IN SINTESI
Come potrebbe cambiare l'IRPEF nel 2027
33% fino a 60.000 €
Fino a 1.000 €
Ipotesi Manovra 2027
Il cantiere della Manovra 2027 comincia a prendere forma e tra le ipotesi fiscali più rilevanti torna il taglio dell'IRPEF per il ceto medio.
La proposta prevede di estendere fino a 60.000 euro la fascia soggetta all'aliquota del 33%. Se venisse approvata senza correttivi, il risparmio teorico potrebbe arrivare a circa 1.000 euro all'anno per chi raggiunge la nuova soglia.
Come funziona oggi l'IRPEF
Dal 2026 l'IRPEF è articolata su tre aliquote principali.
| Reddito imponibile | Aliquota |
|---|---|
| Fino a 28.000 euro | 23% |
| Da 28.001 a 50.000 euro | 33% |
| Oltre 50.000 euro | 43% sulla parte eccedente |
L'intervento allo studio non ridurrebbe quindi l'imposta sull'intero reddito del contribuente. La modifica riguarderebbe soltanto la quota compresa tra 50.000 e 60.000 euro, che verrebbe tassata al 33% anziché al 43%.
Quanto si potrebbe risparmiare
La differenza tra le due aliquote è di 10 punti percentuali. Per questo motivo, nelle simulazioni, il vantaggio aumenta di circa 100 euro ogni 1.000 euro di imponibile oltre quota 50.000.
| Reddito imponibile | Risparmio annuo stimato | Media mensile |
|---|---|---|
| 51.000 € | 100 € | circa 8 € |
| 52.000 € | 200 € | circa 17 € |
| 55.000 € | 500 € | circa 42 € |
| 58.000 € | 800 € | circa 67 € |
| 60.000 € | 1.000 € | circa 83 € |
I 60.000 euro indicati nelle simulazioni si riferiscono al reddito imponibile IRPEF, che non coincide necessariamente con la RAL indicata nel contratto di lavoro. Il beneficio effettivo può quindi essere diverso a seconda della situazione individuale.

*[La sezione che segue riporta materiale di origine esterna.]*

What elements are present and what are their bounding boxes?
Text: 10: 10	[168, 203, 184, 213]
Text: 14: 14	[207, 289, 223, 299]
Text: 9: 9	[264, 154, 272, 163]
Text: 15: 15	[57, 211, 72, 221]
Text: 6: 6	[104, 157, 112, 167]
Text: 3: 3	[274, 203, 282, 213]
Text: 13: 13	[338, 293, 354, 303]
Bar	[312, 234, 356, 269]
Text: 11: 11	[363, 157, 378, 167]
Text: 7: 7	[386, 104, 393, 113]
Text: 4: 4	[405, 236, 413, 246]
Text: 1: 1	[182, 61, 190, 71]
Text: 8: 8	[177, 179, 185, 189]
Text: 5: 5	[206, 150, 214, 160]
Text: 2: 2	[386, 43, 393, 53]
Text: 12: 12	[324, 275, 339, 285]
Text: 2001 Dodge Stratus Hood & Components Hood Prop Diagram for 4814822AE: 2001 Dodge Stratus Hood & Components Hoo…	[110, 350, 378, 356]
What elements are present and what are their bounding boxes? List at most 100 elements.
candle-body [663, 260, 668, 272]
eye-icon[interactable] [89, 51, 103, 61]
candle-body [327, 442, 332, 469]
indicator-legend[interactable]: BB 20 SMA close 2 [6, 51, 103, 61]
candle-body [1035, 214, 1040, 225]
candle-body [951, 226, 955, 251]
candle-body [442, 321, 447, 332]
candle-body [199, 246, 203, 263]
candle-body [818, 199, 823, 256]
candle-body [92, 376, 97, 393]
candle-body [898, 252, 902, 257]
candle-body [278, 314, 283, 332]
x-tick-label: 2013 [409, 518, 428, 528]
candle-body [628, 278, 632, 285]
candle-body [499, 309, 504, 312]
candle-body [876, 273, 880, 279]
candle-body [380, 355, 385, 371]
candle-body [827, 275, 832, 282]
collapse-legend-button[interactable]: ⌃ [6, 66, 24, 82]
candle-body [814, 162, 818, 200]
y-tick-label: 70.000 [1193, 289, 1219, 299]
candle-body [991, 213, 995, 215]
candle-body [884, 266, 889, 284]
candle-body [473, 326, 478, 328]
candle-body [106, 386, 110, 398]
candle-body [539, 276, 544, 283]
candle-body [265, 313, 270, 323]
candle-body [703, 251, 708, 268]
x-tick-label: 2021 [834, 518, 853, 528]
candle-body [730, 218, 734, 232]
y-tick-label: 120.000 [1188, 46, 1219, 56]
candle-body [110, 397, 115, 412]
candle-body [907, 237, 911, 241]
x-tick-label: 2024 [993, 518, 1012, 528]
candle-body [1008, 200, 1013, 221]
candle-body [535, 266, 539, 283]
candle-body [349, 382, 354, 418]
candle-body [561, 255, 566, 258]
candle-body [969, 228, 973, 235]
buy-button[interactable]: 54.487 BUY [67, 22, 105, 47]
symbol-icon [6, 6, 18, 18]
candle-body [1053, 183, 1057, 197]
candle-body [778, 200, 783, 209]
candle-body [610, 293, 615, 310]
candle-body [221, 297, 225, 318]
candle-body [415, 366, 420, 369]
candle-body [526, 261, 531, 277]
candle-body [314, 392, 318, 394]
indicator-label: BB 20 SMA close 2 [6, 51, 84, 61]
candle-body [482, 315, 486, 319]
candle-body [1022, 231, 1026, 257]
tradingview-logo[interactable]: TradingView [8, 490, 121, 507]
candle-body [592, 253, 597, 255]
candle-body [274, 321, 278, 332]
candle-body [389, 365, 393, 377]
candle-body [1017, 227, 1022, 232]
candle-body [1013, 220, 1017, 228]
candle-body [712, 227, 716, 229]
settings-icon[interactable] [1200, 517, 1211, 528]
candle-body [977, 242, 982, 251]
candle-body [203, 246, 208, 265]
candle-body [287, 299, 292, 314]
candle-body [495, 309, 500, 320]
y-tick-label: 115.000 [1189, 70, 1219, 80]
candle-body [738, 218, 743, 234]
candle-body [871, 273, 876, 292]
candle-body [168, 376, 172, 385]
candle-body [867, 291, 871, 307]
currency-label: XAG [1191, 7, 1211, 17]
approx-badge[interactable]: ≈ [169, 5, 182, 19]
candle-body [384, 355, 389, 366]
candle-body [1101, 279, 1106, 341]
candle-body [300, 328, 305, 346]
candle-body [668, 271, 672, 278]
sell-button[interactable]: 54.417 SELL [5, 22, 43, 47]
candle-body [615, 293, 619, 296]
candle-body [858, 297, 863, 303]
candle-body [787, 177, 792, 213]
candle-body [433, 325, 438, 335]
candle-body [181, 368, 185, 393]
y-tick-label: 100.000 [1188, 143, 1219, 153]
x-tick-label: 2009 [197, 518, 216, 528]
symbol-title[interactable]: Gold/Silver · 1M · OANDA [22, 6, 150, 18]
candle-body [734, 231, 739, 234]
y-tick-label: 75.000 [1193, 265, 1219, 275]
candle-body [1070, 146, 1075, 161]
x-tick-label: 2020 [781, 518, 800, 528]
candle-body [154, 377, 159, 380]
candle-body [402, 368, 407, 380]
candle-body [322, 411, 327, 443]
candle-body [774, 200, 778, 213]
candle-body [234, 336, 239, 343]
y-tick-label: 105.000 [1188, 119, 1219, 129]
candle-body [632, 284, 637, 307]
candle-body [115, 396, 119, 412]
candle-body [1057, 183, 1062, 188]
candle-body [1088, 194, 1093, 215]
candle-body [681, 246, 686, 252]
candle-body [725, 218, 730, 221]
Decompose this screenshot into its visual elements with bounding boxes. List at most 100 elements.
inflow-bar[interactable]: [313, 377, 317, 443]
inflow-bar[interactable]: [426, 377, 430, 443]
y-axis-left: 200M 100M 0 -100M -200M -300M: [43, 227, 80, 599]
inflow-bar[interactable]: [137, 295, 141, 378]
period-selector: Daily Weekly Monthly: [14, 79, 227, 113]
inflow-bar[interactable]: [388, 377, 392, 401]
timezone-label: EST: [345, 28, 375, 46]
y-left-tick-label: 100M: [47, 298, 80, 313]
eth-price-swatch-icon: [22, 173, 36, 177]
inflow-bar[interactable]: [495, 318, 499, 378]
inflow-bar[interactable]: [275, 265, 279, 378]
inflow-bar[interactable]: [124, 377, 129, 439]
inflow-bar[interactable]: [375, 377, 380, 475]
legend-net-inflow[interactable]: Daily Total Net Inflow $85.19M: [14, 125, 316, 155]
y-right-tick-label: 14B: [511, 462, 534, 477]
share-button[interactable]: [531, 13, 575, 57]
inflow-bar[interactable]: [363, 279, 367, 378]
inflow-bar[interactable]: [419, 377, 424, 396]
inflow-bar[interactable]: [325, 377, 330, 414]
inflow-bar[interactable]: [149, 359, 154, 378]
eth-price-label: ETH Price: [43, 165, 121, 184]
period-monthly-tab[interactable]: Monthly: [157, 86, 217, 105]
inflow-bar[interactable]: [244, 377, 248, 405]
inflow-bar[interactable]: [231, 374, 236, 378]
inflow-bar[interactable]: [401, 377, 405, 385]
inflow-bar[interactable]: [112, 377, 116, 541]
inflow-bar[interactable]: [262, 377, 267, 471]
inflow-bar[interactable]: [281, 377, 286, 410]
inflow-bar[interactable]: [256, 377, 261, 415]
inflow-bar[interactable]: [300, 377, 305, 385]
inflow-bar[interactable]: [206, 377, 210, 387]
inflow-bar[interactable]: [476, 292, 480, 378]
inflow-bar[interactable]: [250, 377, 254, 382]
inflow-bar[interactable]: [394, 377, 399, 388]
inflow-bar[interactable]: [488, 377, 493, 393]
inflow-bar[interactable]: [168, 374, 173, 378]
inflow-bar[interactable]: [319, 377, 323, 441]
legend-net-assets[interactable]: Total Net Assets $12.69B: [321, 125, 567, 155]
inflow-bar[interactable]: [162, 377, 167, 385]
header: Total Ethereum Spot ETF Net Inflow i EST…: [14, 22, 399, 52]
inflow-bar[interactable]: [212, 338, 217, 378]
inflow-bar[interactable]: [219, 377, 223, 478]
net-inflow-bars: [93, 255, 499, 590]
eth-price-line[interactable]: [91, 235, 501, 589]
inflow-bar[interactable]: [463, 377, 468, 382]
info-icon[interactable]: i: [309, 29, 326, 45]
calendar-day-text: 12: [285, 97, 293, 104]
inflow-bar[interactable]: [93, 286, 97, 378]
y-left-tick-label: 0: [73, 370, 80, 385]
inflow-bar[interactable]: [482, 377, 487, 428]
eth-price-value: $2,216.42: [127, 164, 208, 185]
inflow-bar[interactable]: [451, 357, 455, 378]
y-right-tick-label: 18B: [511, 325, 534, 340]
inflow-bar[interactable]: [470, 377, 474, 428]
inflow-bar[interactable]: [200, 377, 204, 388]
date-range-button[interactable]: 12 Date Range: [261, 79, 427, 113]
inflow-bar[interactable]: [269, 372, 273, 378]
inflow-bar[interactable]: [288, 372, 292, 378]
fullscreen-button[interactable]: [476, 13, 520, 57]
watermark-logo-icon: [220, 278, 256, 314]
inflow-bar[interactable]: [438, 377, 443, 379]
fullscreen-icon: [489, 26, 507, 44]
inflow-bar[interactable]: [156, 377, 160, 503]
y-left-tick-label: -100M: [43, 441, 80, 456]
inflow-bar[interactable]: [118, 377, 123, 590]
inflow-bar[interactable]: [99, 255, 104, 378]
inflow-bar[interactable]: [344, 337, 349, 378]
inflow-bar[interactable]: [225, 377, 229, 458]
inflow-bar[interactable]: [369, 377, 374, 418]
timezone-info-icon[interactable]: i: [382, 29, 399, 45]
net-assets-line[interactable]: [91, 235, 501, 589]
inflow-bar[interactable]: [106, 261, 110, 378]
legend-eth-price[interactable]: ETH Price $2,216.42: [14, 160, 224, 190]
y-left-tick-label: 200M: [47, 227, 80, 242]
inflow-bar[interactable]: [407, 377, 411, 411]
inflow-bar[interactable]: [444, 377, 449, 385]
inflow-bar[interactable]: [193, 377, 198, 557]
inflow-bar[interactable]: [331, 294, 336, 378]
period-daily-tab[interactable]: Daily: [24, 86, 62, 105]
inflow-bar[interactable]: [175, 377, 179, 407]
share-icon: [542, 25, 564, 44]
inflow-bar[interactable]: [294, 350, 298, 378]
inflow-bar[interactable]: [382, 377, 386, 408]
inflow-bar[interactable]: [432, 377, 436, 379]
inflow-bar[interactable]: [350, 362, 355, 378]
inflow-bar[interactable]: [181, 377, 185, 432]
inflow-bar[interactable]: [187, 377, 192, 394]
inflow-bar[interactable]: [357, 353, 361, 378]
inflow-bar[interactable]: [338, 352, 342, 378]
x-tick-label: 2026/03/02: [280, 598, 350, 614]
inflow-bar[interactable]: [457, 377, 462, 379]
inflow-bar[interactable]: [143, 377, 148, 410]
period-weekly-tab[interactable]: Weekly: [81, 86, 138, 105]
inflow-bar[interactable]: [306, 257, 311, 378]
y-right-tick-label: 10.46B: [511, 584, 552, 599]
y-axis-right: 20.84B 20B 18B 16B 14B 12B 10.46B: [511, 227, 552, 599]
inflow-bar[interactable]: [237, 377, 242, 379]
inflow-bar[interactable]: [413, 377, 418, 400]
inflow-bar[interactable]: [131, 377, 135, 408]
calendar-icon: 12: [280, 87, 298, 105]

E chi guadagna più di 60.000 euro?
Con il semplice spostamento dello scaglione, anche chi supera i 60.000 euro potrebbe in teoria ottenere il beneficio relativo alla quota di reddito compresa tra 50.000 e 60.000 euro.
In assenza di altri correttivi, il risparmio si fermerebbe a circa 1.000 euro annui, perché sulla parte superiore ai 60.000 euro continuerebbe ad applicarsi il 43%.
Questo è però uno dei punti che dovranno essere definiti durante la preparazione della Manovra: il Governo potrebbe infatti introdurre limiti, sterilizzazioni o meccanismi di riduzione del vantaggio per i redditi più elevati.
Ipotesi di taglio anche per i redditi più bassi
Il dossier fiscale non riguarda soltanto il ceto medio. Tra le ipotesi circolate compare anche un intervento sulla prima fascia IRPEF.
Beneficio massimo indicato: circa 220 €
Misura ancora da definire
La possibile riduzione della prima aliquota avrebbe un costo stimato di circa 1,5 miliardi di euro. Anche in questo caso si tratta tuttavia di una proposta e non di una misura già finanziata.
Il vero nodo sono le coperture
È quindi sulle coperture che si giocherà buona parte della partita. Le intenzioni politiche sul taglio delle tasse sono state ribadite più volte, ma il contenuto definitivo dipenderà dagli spazi di bilancio disponibili e dalle priorità che verranno individuate nei prossimi mesi.
Cosa succede adesso
Viene rilanciata l'ipotesi di estendere fino a 60.000 euro l'aliquota IRPEF del 33%.
Governo e maggioranza dovranno verificare costi, platea dei beneficiari e coperture finanziarie.
Solo il testo della Manovra potrà stabilire aliquote, soglie e benefici effettivamente applicabili dal 2027.
Cosa cambia oggi per i contribuenti
Le nuove aliquote ipotizzate per il 2027 non sono ancora operative e non modificano le imposte attualmente dovute.
La prospettiva resta però significativa soprattutto per i redditi medio-alti: se la proposta venisse confermata nella sua formulazione attuale, la quota compresa tra 50.000 e 60.000 euro verrebbe tassata 10 punti percentuali in meno.
Il beneficio massimo di circa 1.000 euro resta quindi una simulazione legata all'ipotesi oggi allo studio. Il quadro definitivo sarà noto soltanto con la definizione della Legge di Bilancio 2027.